Rewind

domingo, 18 de abril de 2010

avó.

Volto com a imagem do sol a morrer no fundo azul dos teus olhos. Lembro-te o corpo quieto junto ao meu. A Gó por perto como o nosso amparo de sempre. O meu irmão connosco e o tempo a parecer vestir de novo um corpo leve - como uma janela com uma luz tão grande que varresse do chão qualquer sombra. Reparo nas tuas mãos e nas dobras que a pele tem ao longo dos teus dedos longos e finos e tento adivinhar que palavras o tempo nelas escreveu. Imagino que elas falam do amor: dessa matéria enorme, ruidosa, serena, espaçosa que ele é - o caminho da nossa pele que eles tantas vezes percorreram; as falhas que eles tentaram corrigir, o impacto de tantas dores que eles tentaram amortecer.
Falamos do avô. E noto que a saudade nos embacia a todos o olhar. Fizeste anos de casada no dia em que a Primavera começa.
Entretanto escondo o medo num sítio onde o não vejas. Encho de força um abraço como se isso fosse ser sempre o teu lugar para mim. Queria o tempo como esse ente ausente que te permitia ser toda minha. Hoje ele vem connosco e sou eu que o trago comigo.
Foi bom esse fim de tarde. Passo as minhas mãos nas tuas e prendo os meus dedos até os nós ficarem brancos da força que faço para que fiques. Reparo que os meus dedos começam a ter pequenas linhas, traços finos que serpenteiam os ossos. Eles falam do amor que te guardo. Levo-te para vermos os pássaros, como fazias comigo em pequeno. E ficamos a admirar as flores do jardim nas árvores que abrigaram a tua infância.
Tenho medo. Esse medo que não se confessa. Medo de que a Primavera chegue e as flores venham com ela mas não haja o brilho dos teus olhos como o mais perfeito dos mares onde o calor das tardes se apaga.
Vejo que a Gó e o meu irmão estão por ali.
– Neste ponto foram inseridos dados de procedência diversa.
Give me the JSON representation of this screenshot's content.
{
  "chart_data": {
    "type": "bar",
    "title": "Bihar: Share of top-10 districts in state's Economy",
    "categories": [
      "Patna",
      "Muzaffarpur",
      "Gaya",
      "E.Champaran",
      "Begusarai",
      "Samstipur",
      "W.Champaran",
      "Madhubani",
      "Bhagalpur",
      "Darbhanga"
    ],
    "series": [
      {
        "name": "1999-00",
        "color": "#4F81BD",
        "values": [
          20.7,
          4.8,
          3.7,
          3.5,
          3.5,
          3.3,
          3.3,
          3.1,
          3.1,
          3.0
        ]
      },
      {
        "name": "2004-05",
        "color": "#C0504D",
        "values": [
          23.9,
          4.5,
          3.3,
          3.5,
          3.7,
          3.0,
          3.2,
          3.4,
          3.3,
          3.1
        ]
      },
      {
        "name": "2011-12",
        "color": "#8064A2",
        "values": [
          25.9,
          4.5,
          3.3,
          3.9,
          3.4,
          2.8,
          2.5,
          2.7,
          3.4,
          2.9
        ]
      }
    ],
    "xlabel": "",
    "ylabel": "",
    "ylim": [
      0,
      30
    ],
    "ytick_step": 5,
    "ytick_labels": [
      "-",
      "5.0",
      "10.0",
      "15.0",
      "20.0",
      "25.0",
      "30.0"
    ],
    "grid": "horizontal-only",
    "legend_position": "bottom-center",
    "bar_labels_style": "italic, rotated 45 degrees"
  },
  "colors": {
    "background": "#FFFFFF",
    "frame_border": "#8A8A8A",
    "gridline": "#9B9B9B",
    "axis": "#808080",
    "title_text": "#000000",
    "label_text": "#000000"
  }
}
Como o tempo nos engradeceu os corpos. E, de repente, vejo que tudo mudou. Os corpos pesam. E nas histórias que nos contam vejo nas vossas palavras o que os meus olhos viram, em tempos. E fico a saber que as nossas vidas ficarão unidas.
Os vossos sorrisos temperam tudo. E enquanto o sol se põe com o som dos pássaros e as flores perfumadas no jardim há o calor que nunca desaparece. O das palavras. E o do amor que nos temos. Esse ficará guardado nas linhas que temos nas mãos. Que nos lembrarão a todos de cada um dos outros. Como se sempre houvesse Primavera e a casa se abrisse em festa - no dia em que fazes anos de casada. E todos os dias fossem dias para celebrar o amor.